- 1 cup toor dal (soaked for 2-3 hours or overnight in water)
- Small handful curry leaves (optional)
- 2 tsp salt
- 1 tsp chopped green chillies
- 1/2 tsp ajwain seeds
- 1/4 tsp asafoetida
- 1/2 tsp ground turmeric
- 1/2 tsp red chilli powder
- 1/2 tsp ground cumin
- Small handful fresh coriander, chopped
- Drain the soaked toor dal and place in a blender with the curry leaves, salt and chopped green chillies, then grind into a smooth paste.
- Place into a bowl and add the rest of the ingredients. Heat enough oil in a pan for deep frying and keep on a low to medium heat.

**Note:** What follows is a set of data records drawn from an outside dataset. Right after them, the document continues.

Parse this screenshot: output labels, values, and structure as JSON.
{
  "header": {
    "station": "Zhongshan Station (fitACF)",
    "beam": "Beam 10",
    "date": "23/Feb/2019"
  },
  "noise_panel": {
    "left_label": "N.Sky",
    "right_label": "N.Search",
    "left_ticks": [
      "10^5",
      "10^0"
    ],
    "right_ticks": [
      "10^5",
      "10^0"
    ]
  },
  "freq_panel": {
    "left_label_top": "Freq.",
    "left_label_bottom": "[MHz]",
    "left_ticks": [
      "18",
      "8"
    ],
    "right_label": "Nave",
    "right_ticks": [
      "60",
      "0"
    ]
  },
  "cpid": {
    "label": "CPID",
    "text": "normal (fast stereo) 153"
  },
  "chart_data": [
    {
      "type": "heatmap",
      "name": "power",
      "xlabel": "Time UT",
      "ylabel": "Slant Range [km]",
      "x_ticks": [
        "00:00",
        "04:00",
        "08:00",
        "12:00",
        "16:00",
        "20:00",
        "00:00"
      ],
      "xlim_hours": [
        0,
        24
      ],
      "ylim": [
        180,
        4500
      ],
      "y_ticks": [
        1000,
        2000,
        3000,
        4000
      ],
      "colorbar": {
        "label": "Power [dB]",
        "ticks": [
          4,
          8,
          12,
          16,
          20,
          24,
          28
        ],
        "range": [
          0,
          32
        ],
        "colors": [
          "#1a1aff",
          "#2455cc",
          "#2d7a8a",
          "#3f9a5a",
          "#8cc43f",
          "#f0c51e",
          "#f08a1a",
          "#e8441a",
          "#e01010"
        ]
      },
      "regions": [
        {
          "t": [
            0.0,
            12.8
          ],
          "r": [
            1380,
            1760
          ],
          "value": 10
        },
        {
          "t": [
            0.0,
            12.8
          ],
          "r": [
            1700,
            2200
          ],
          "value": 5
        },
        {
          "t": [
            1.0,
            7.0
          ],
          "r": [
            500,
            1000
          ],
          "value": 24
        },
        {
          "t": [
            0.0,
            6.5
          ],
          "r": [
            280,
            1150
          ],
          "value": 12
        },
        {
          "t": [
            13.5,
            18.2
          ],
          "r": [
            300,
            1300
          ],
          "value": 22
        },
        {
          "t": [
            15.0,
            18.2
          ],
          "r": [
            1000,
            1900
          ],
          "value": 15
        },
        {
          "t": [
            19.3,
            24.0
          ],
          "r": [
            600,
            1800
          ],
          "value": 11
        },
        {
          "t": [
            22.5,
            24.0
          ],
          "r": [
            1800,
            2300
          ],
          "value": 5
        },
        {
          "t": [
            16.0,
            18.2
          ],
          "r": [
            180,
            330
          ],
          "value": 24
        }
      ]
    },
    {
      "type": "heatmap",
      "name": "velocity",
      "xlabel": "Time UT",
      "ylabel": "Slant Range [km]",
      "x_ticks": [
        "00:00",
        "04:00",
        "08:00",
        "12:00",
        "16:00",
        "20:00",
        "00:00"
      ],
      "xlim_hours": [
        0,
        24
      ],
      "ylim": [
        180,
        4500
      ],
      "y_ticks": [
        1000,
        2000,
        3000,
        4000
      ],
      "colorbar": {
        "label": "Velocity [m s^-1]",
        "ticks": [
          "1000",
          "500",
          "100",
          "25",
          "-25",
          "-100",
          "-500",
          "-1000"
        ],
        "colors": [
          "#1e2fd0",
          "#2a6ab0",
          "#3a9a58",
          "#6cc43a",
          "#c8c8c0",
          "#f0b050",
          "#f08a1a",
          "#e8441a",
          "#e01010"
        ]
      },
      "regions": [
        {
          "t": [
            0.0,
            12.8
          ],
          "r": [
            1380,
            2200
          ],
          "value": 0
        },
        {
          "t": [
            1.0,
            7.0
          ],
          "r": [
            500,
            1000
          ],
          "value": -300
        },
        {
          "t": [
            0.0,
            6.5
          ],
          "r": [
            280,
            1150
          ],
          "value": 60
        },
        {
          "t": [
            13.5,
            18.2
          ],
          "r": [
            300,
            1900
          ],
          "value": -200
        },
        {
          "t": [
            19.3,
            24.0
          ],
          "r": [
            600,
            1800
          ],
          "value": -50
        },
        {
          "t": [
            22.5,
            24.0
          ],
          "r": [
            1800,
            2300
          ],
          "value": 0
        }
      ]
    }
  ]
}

- Add a drop of the mix into the oil to check that it sizzles, remove this and add balls of the mixture into the oil. Fry for a good few minutes till golden brown.
- Use a slotted spoon to take out the bhajiyas and place on a dish with kitchen towel to soak up the oil. Serve hot with fresh coriander on top and ketchup / coriander chutney.
Note: These bhajiyas go nice and crispy on the outside but you can also add chopped onions into the mixture for more texture. They also well in a flat bread with salad and chutneys - oh the joys of bhajiya!